To answer this question, the focus shifts from your UVP to your Unique Selling Proposition (USP), which is a factor that differentiates your products or services from your competitors’.
To formulate your USP, make a list of all the features and benefits that are unique about your products and service, then formulate phrases about these unique features that are concise and incorporate them in your web content.
If visitors to your website subjectively understand how your products or services meet their emotional and physical needs, they will be more inclined to stick around and convert into paying customers.
If your website answered all the questions above, your site visitor might want to proceed. There is, however, one more question that your website has to answer: where do they go to next?
Your website visitors are at different stages of the buying process. Visitor A, for example, who visits your landing page and enters their email address to get a free e-book is not as ready to buy as Visitor B, who has been on your email list for three months and that know and love the products that you have to offer.
One of the best ways to tell your visitors where they have to go to next is with calls to action (CTA’s). Be specific with your CTA’s. “Buy Product X” may not be as effective as “Click the green button below to get product X delivered to your door.”
Visitors don’t scroll around on your site, trying to get answers to these specific questions. To them, finding these answers is a subconscious process.
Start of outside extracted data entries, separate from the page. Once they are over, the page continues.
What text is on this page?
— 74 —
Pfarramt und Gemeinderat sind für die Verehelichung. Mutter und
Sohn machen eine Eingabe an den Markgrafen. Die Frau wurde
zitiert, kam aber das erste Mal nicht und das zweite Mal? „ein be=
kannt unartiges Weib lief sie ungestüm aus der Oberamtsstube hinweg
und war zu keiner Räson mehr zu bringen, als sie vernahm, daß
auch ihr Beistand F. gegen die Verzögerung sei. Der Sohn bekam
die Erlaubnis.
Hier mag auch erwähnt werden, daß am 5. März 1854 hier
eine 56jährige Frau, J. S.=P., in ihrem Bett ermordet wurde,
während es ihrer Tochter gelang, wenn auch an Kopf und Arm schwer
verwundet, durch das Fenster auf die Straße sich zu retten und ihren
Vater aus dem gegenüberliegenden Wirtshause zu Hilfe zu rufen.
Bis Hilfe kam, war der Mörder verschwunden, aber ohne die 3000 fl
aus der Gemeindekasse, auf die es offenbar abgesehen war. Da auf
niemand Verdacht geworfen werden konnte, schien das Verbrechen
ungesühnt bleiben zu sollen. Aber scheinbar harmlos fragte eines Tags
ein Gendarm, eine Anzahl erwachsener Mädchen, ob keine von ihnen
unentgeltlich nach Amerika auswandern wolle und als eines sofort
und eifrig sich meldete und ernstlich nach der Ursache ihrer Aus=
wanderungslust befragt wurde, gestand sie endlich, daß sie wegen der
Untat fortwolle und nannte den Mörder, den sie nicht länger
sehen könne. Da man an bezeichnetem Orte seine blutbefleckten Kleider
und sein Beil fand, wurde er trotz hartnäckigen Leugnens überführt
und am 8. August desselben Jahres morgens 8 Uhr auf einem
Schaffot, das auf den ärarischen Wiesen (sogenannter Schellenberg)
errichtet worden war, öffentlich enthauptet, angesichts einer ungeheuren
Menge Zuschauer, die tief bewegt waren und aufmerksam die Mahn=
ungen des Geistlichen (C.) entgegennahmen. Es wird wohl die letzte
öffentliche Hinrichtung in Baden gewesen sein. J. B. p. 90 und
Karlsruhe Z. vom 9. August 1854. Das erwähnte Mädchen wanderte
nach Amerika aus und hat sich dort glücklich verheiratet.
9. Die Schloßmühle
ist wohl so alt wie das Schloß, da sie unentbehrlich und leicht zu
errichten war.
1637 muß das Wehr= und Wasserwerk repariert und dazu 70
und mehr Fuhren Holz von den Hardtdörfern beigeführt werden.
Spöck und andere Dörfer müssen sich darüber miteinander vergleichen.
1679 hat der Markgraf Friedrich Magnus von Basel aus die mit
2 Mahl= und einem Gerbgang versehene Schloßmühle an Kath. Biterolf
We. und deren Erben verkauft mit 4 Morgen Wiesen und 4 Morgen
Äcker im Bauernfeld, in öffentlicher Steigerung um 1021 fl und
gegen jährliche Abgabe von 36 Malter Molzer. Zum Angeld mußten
By ensuring that your website answers these questions, you have a significant advantage over your competitors. Incidentally finding the answers to these questions can be beneficial to other areas of your business as well.
Formulating your UVP and USP, for example, can help you find differentiate your business as well as your products and services. Taking the time to ensure that your website answers these questions can reduce your customer acquisition costs, increase your site conversion, and boost your ROI.